On the flip side, bond funds continued to reign supreme, racking up inflows of $7.99 billion for the week, while hybrid funds, which invest in both stocks and bonds, took in $1.64 billion.Despite this recent rough patch, the major U.S. stock averages are still sitting within shouting distance of mullti-year highs but it's telling that the bullishness has never really boiled over. Between the presidential election, the fiscal cliff and Europe's ongoing drama, there's still a fair amount of apprehension out there. Add in expectations for a year-over-year decline in third-quarter earnings, recent high-profile warnings from Caterpillar (CAT) and FedEx (FDX), and the considerable appreciation stocks have already enjoyed this year, and taking profits on big winners seems pretty prudent.
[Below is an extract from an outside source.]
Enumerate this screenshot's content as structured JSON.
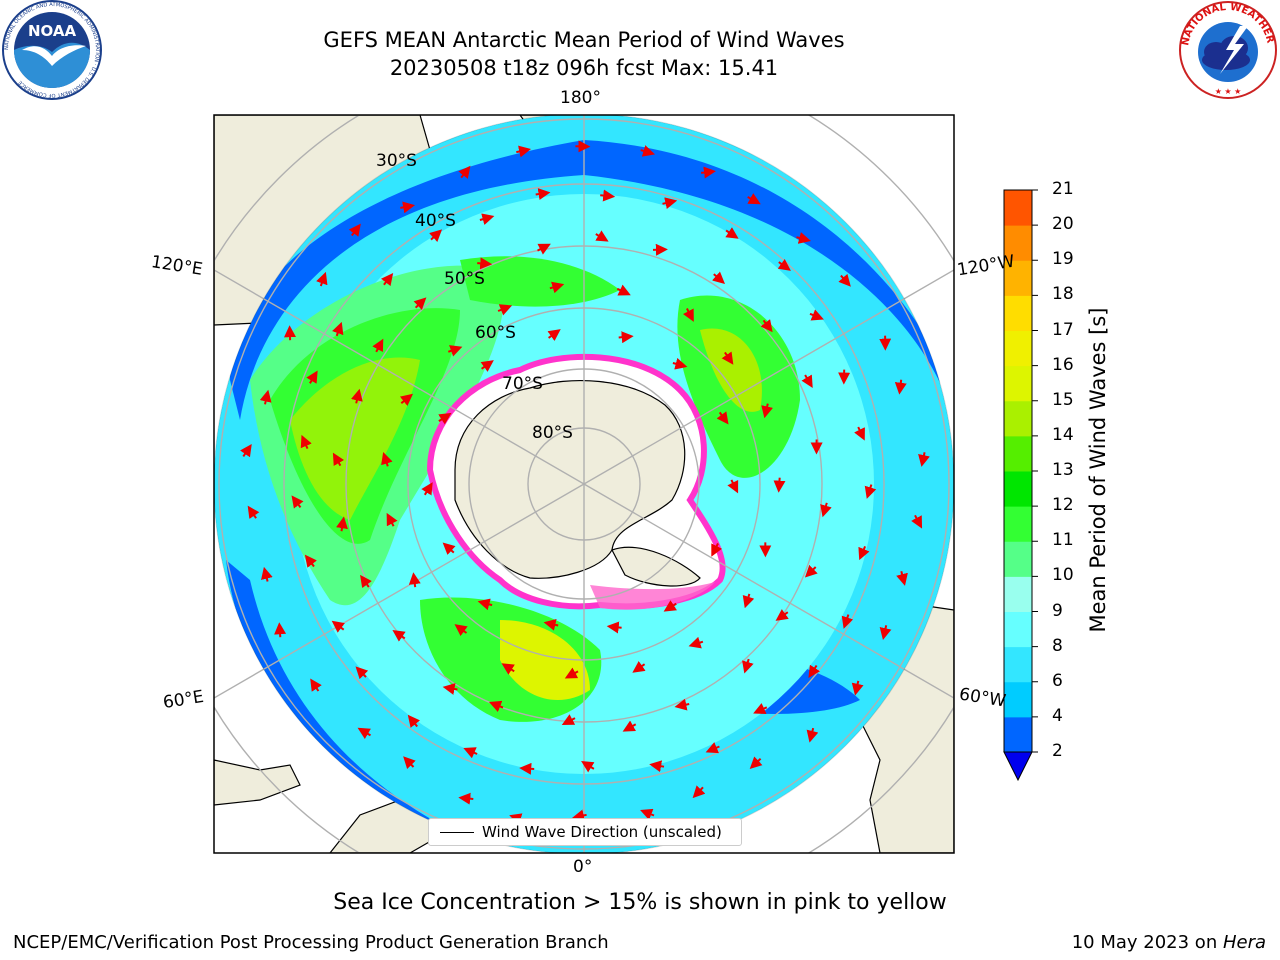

The stimulus programs unveiled this month by the Federal Reserve and European Central Bank are looking priced in at this point, so it's hard to too carried away by the fact that the punch bowl is going to remain full for a while. And as Philly Fed President Charles Plosser pointed out Tuesday, there's no guarantee all this accommodation is going to manifest itself in a spurt of sustained economic growth anytime soon. Deutsche Bank said the uncertainty surrounding an eventual bailout for Spain is a contributing factor in the near-term. "With the central bank liquidity guns loaded any short-term set back is unlikely to be severe but until Spain requests aid it's hard to see risk assets making much progress," the firm said. "Clearly such a request could come in the next few days but it's more likely in our opinion that it won't until a bit more market pressure is applied to the situation. There are also those who think that a request for aid is unlikely to come before key regional elections on October 21st." As for Thursday's scheduled news, Research In Motion (RIMM) is reporting its numbers after the closing bell, and Wall Street is looking for a loss of 47 cents a share from the BlackBerry maker in its fiscal second quarter ended in August on revenue of $2.49 billion.